Dwain Northey (Gen X)

The Fourth of July has never belonged to a president.
Not to George Washington. Not to Abraham Lincoln. Not to Franklin Roosevelt. Not to Ronald Reagan. Not to Barack Obama. And despite what Donald Trump appears to believe, it doesn’t belong to him either.
The 250th anniversary of the Declaration of Independence should be one of those rare moments when Americans pause our endless political arguments and remember what we actually celebrate. We don’t celebrate a man. We don’t celebrate a political party. We don’t even celebrate a government.
We celebrate an idea.
That idea was radical in 1776. It was that governments derive “their just powers from the consent of the governed.” It was the notion that liberty belongs to the people, not to kings, not to emperors, and certainly not to presidents who believe the nation revolves around them.
America wasn’t even technically a country on July 4, 1776. We declared independence, but we had no Constitution. We had no presidency. We had no Bill of Rights. George Washington wasn’t President because the office didn’t even exist. The Declaration was the birth of an aspiration, not the completion of a nation.
Our country has spent the last 250 years trying to live up to those words.
That is why I find it troubling when Donald Trump attempts to wrap the entire anniversary around himself. Whether it’s speeches that portray him as the embodiment of America or events designed to elevate his personal image, the underlying message is always the same: I am America.
No, you’re not.
No president is.
America survived Washington stepping down voluntarily. It survived the Civil War. It survived the Great Depression. It survived two world wars, Watergate, Vietnam, recessions, pandemics, and every other crisis because America is larger than any individual.
The office serves the country.
The country does not serve the office.
The irony couldn’t be richer. The Declaration of Independence was, at its heart, a rejection of concentrating power in one man. The colonists listed grievance after grievance against a king who believed the government existed to serve him.
They didn’t trade one king for another.
The founders intentionally built a system where presidents come and go while the Republic endures.
That is the point.
Trump’s “Festival of the States” on the National Mall was apparently envisioned as a grand patriotic celebration. Yet reports and images suggested it struggled to generate the excitement and attendance one would expect from a once-in-250-years event. Rather than becoming a unifying national celebration, it often appeared overshadowed by its association with one political figure instead of the broader story of the American people. Public enthusiasm for the semiquincentennial cannot simply be manufactured through branding or personality. It has to be earned by inviting everyone into the celebration, regardless of party. When the focus shifts from the nation to the leader, the celebration loses what made it meaningful in the first place.

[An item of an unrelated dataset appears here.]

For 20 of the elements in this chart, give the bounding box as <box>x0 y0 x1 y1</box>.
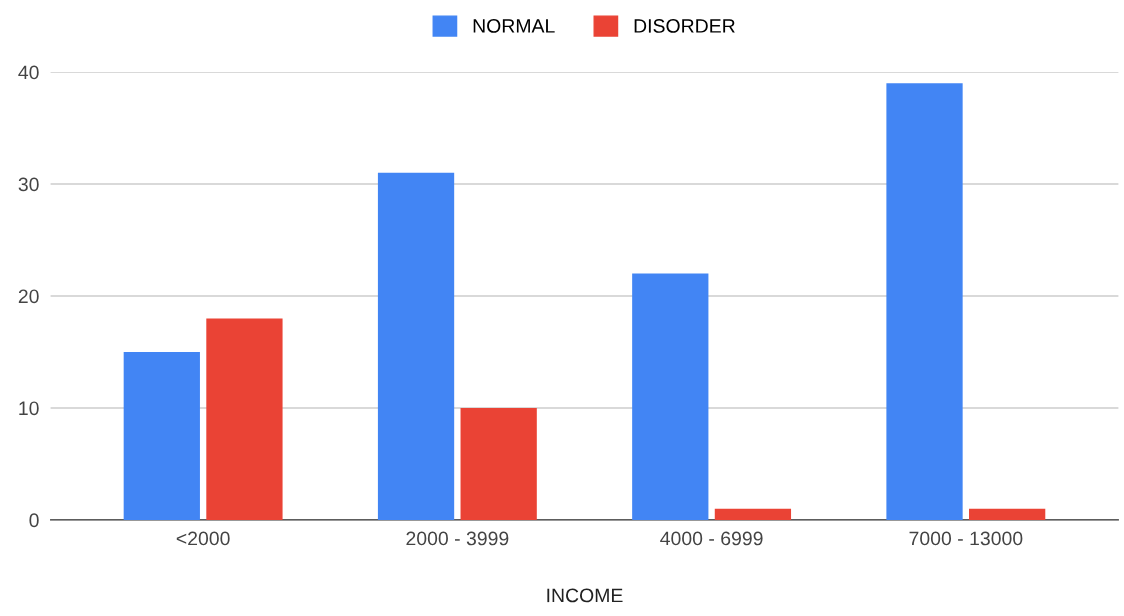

Perhaps that’s because Americans instinctively understand something our politicians sometimes forget.
We don’t celebrate presidents on Independence Day.

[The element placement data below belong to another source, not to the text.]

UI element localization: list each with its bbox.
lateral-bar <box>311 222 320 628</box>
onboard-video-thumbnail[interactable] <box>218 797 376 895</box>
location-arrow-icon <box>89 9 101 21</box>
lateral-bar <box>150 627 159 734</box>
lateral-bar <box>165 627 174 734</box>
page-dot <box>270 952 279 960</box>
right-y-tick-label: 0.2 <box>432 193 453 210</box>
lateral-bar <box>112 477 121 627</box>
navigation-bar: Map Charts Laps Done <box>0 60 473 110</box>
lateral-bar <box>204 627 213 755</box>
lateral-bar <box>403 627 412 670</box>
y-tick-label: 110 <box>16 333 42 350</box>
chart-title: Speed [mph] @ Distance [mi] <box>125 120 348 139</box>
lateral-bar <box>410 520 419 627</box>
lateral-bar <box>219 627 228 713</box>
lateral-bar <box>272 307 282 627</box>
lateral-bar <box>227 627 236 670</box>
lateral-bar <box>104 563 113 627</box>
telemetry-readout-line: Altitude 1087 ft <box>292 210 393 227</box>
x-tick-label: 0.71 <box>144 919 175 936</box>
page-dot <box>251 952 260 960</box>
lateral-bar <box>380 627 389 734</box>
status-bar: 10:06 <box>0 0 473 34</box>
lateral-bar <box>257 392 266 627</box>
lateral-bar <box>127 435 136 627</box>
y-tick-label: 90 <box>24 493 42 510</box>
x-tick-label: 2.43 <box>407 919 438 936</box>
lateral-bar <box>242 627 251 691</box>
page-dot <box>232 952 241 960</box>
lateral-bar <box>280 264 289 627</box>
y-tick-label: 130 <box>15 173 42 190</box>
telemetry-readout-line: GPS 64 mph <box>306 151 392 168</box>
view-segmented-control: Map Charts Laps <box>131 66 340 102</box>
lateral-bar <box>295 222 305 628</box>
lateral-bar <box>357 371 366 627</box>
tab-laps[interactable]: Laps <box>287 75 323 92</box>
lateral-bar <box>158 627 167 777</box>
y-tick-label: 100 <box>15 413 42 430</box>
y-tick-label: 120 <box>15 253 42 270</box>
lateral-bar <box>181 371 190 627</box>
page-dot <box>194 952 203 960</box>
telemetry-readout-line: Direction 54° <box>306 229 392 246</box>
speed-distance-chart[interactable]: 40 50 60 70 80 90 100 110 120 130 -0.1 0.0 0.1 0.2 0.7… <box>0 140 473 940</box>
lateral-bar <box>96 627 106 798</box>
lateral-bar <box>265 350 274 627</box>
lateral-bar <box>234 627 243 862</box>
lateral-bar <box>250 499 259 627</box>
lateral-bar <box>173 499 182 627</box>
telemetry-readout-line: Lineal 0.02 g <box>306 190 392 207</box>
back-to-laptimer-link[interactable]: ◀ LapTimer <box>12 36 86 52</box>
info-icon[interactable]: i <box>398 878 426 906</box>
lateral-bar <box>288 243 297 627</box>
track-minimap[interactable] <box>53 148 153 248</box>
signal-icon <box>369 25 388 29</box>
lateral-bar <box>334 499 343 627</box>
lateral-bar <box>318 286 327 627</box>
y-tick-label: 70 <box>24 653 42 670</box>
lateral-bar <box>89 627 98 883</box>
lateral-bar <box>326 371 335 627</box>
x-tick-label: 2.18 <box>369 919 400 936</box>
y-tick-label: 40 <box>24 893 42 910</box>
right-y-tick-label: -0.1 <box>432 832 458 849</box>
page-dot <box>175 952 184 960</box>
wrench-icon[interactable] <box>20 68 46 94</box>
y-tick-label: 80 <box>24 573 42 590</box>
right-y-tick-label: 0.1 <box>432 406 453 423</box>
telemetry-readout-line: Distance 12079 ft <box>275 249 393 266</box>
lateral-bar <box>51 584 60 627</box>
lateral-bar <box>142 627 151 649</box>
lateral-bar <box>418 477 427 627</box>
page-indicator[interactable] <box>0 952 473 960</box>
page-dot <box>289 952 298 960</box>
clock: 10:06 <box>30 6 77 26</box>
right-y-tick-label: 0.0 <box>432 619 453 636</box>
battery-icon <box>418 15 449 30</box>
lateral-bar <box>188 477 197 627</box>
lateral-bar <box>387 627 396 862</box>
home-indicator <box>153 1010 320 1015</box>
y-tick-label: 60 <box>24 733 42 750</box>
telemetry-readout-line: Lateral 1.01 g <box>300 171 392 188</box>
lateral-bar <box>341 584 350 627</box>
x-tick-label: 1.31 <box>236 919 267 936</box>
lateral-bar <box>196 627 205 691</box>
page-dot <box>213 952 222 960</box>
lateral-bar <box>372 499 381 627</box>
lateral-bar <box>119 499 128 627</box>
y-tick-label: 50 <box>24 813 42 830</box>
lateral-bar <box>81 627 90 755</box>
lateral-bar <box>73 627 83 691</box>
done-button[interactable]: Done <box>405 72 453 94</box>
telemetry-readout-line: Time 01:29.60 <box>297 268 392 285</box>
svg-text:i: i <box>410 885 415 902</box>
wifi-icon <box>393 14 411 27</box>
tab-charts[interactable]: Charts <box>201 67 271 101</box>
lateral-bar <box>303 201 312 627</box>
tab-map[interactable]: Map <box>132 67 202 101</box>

We celebrate independence.
We celebrate ordinary farmers who became soldiers. Merchants who became diplomats. Printers who became revolutionaries. Women who kept families and communities alive while the men fought. Enslaved Americans who heard the words “all men are created equal” and spent generations demanding that the nation finally live up to them. Immigrants who arrived decades later believing that this imperfect experiment was still worth joining.
That is America.
Not one man.
Not one administration.
Not one political movement.
An idea.
Ideas cannot be trademarked. They cannot be copyrighted. They cannot be licensed to a political campaign or turned into personal branding.
Thomas Jefferson’s words belong to every American, including those who disagree with whoever occupies the White House.
The greatest presidents have understood this. Washington surrendered power. Lincoln spoke of “the better angels of our nature.” Roosevelt reminded us that democracy belonged to the people. They recognized that history would judge them by whether they strengthened the Republic—not whether they convinced the Republic to revolve around them.
That is the lesson of 250 years.
Presidents are temporary.
The Constitution endures.
Political parties rise and fall.
The Declaration remains.
The fireworks fade.
The idea survives.
That is what we should be celebrating—not the ego of whoever happens to be holding the office at this particular moment in history.